Thursday, January 22, 2009

How to tell if fruit is awesome or if it will make you cry: Part 1 in the Produce Series

Dear Tricia, I need a fruit lesson! I have the recipe for Jason's Deli Fruit dip and I am wanting to try all the dip/fruit combos. But how do I know what is in season when? How do I know if the fruit is good or not? Do I thump it? Shake it? Ask it? Kick it?!
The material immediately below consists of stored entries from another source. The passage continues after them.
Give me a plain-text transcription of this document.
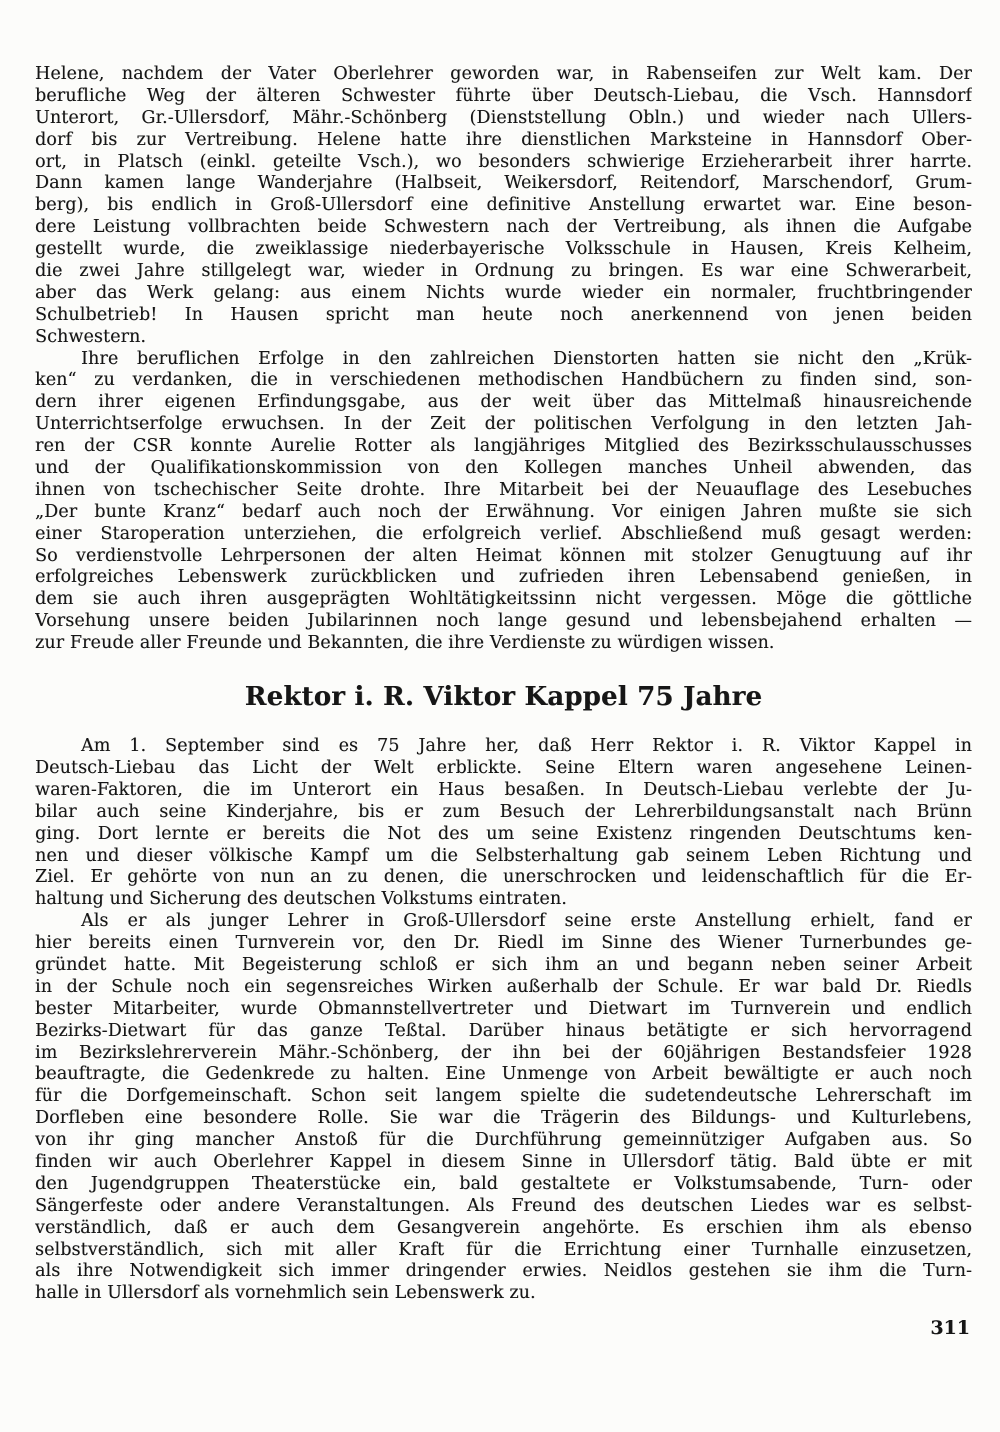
Helene, nachdem der Vater Oberlehrer geworden war, in Rabenseifen zur Welt kam. Der
berufliche Weg der älteren Schwester führte über Deutsch-Liebau, die Vsch. Hannsdorf
Unterort, Gr.-Ullersdorf, Mähr.-Schönberg (Dienststellung Obln.) und wieder nach Ullers-
dorf bis zur Vertreibung. Helene hatte ihre dienstlichen Marksteine in Hannsdorf Ober-
ort, in Platsch (einkl. geteilte Vsch.), wo besonders schwierige Erzieherarbeit ihrer harrte.
Dann kamen lange Wanderjahre (Halbseit, Weikersdorf, Reitendorf, Marschendorf, Grum-
berg), bis endlich in Groß-Ullersdorf eine definitive Anstellung erwartet war. Eine beson-
dere Leistung vollbrachten beide Schwestern nach der Vertreibung, als ihnen die Aufgabe
gestellt wurde, die zweiklassige niederbayerische Volksschule in Hausen, Kreis Kelheim,
die zwei Jahre stillgelegt war, wieder in Ordnung zu bringen. Es war eine Schwerarbeit,
aber das Werk gelang: aus einem Nichts wurde wieder ein normaler, fruchtbringender
Schulbetrieb! In Hausen spricht man heute noch anerkennend von jenen beiden
Schwestern.
Ihre beruflichen Erfolge in den zahlreichen Dienstorten hatten sie nicht den „Krük-
ken“ zu verdanken, die in verschiedenen methodischen Handbüchern zu finden sind, son-
dern ihrer eigenen Erfindungsgabe, aus der weit über das Mittelmaß hinausreichende
Unterrichtserfolge erwuchsen. In der Zeit der politischen Verfolgung in den letzten Jah-
ren der CSR konnte Aurelie Rotter als langjähriges Mitglied des Bezirksschulausschusses
und der Qualifikationskommission von den Kollegen manches Unheil abwenden, das
ihnen von tschechischer Seite drohte. Ihre Mitarbeit bei der Neuauflage des Lesebuches
„Der bunte Kranz“ bedarf auch noch der Erwähnung. Vor einigen Jahren mußte sie sich
einer Staroperation unterziehen, die erfolgreich verlief. Abschließend muß gesagt werden:
So verdienstvolle Lehrpersonen der alten Heimat können mit stolzer Genugtuung auf ihr
erfolgreiches Lebenswerk zurückblicken und zufrieden ihren Lebensabend genießen, in
dem sie auch ihren ausgeprägten Wohltätigkeitssinn nicht vergessen. Möge die göttliche
Vorsehung unsere beiden Jubilarinnen noch lange gesund und lebensbejahend erhalten —
zur Freude aller Freunde und Bekannten, die ihre Verdienste zu würdigen wissen.
Rektor i. R. Viktor Kappel 75 Jahre
Am 1. September sind es 75 Jahre her, daß Herr Rektor i. R. Viktor Kappel in
Deutsch-Liebau das Licht der Welt erblickte. Seine Eltern waren angesehene Leinen-
waren-Faktoren, die im Unterort ein Haus besaßen. In Deutsch-Liebau verlebte der Ju-
bilar auch seine Kinderjahre, bis er zum Besuch der Lehrerbildungsanstalt nach Brünn
ging. Dort lernte er bereits die Not des um seine Existenz ringenden Deutschtums ken-
nen und dieser völkische Kampf um die Selbsterhaltung gab seinem Leben Richtung und
Ziel. Er gehörte von nun an zu denen, die unerschrocken und leidenschaftlich für die Er-
haltung und Sicherung des deutschen Volkstums eintraten.
Als er als junger Lehrer in Groß-Ullersdorf seine erste Anstellung erhielt, fand er
hier bereits einen Turnverein vor, den Dr. Riedl im Sinne des Wiener Turnerbundes ge-
gründet hatte. Mit Begeisterung schloß er sich ihm an und begann neben seiner Arbeit
in der Schule noch ein segensreiches Wirken außerhalb der Schule. Er war bald Dr. Riedls
bester Mitarbeiter, wurde Obmannstellvertreter und Dietwart im Turnverein und endlich
Bezirks-Dietwart für das ganze Teßtal. Darüber hinaus betätigte er sich hervorragend
im Bezirkslehrerverein Mähr.-Schönberg, der ihn bei der 60jährigen Bestandsfeier 1928
beauftragte, die Gedenkrede zu halten. Eine Unmenge von Arbeit bewältigte er auch noch
für die Dorfgemeinschaft. Schon seit langem spielte die sudetendeutsche Lehrerschaft im
Dorfleben eine besondere Rolle. Sie war die Trägerin des Bildungs- und Kulturlebens,
von ihr ging mancher Anstoß für die Durchführung gemeinnütziger Aufgaben aus. So
finden wir auch Oberlehrer Kappel in diesem Sinne in Ullersdorf tätig. Bald übte er mit
den Jugendgruppen Theaterstücke ein, bald gestaltete er Volkstumsabende, Turn- oder
Sängerfeste oder andere Veranstaltungen. Als Freund des deutschen Liedes war es selbst-
verständlich, daß er auch dem Gesangverein angehörte. Es erschien ihm als ebenso
selbstverständlich, sich mit aller Kraft für die Errichtung einer Turnhalle einzusetzen,
als ihre Notwendigkeit sich immer dringender erwies. Neidlos gestehen sie ihm die Turn-
halle in Ullersdorf als vornehmlich sein Lebenswerk zu.
311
What an awesome question! I am definitely a fan of asking fruit if its in season. I do it all the time. It doesn't always answer me, but I like for it to know that I value its feelings. Shaking and kicking... not the greatest ways of checking to see if its good.
This question is like opening up pandora's box on this blog because I totally geek out over produce. It's my favorite section of the grocery store and I have been known to get pretty misty-eyed over perfectly-ripe peaches. (Its true. It was cute, fuzzy, it smelled good... like a puppy, except peaches don't shit on your carpet and chew up the couch. Peaches probably taste better than a puppy too.) Because the topic is pretty broad, I'm going to post it in different sections and start with winter, since that's what we're in the dead of right now.
Winter time is best suited for citrus fruit. Weird, right? You think lemons and oranges, and you think summer. But no... winter is when citrus in season. Limes, lemons, grapefruits, oranges, tangerines, kiwi; these are all your basic citrus fruits. When you're shopping for oranges and all of their weird hybrid orange friends (like tangelos, tangerines, clementines, kumquats), you want to pick the orange that is heavy for its size. A heavy orange means there's plenty of juice in it. Oranges from Florida (Valencia) tend to have more juice in them, but not be as attractive as oranges from southern California. Kind of like people, eh? People from LA and those damn Housewives from Orange County have the style, but Floridians have the substance. You'll probably notice most of your orange juice is marketed as Valencia orange juice from Florida. Here's a cool secret about picking oranges. You know how some of them are green at the ends? That's a GOOD thing. Buy those oranges. That means they stayed on the tree for a long time to fully ripen. The chlorophyll from the tree is what turns the starch into sugar to give you a really sweet orange. But when there's no starch left and its all sugar, the chlorophyll had no where to go but to the peel. It's called re-greening and its telling you "Holla! Pick me!"
With lemons, limes, and grapefruits, same thing. Go for a heavier fruit so that you know its juicy. Have you ever tried to make a cocktail with a lime and its all dried up when you cut it open? Its heart breaking. It ruins your cocktail. Don't worry about any brown spots on limes. Sometimes they just get a little sunburn.
With kiwi, you want to pick a soft one, depending on when you plan on eating it. If you don't want to eat it for a few days, pick one that is firm so that it'll be ripe by the time you want it. If you want to eat one soon, find a soft kiwi that yields to gentle pressure and doesn't have soft spots from being squished or dropped by the produce guy. I saw him do it. He dropped one. Don't get that one, get the one next to it.
Also in season in the earlier months of winter are apples and pears. With apples, you want to choose one that is firm, doesn't have spots from being dropped, and doesn't have any mold on the bottom of it where that little brown nub is. If you're cooking with apples, pick a crisper apple to holds up well to heat like Granny Smith or Gala. Macintosh aren't great for cooking with; they tend to get mealy and no one likes applesauce when its not supposed to be applesauce.
Pears are tricky because they're never ripe in the grocery store. I usually buy one and don't get to eat it until like 4 days later. Pears are just like kiwi: if you want to wait to eat it (like you have a choice), choose a firm one and it'll ripen up at home on the counter. If you want one right away, choose the softest one you can find. Just give it a little squeeze and make sure that same produce guy didn't drop it right after he dropped that kiwi. Also, avoid pears that have soft brown spots on them from being dropped. Those spots grow really fast and before you know it, the entire pear is one giant soft brown spot. No fun.
Another way to check apples and pears for ripeness is to smell them. If you can find a pear that really smells like a pear, it's good as gold.
If you want to know what else is in season while you're shopping, check the stickers on the fruit and see what country they're from. If they're from South America, they're likely not in season. But if they're from the United States or Mexico, they're closer to home and closer to being in season. They'll also probably be easier to understand when you ask them if they're in season.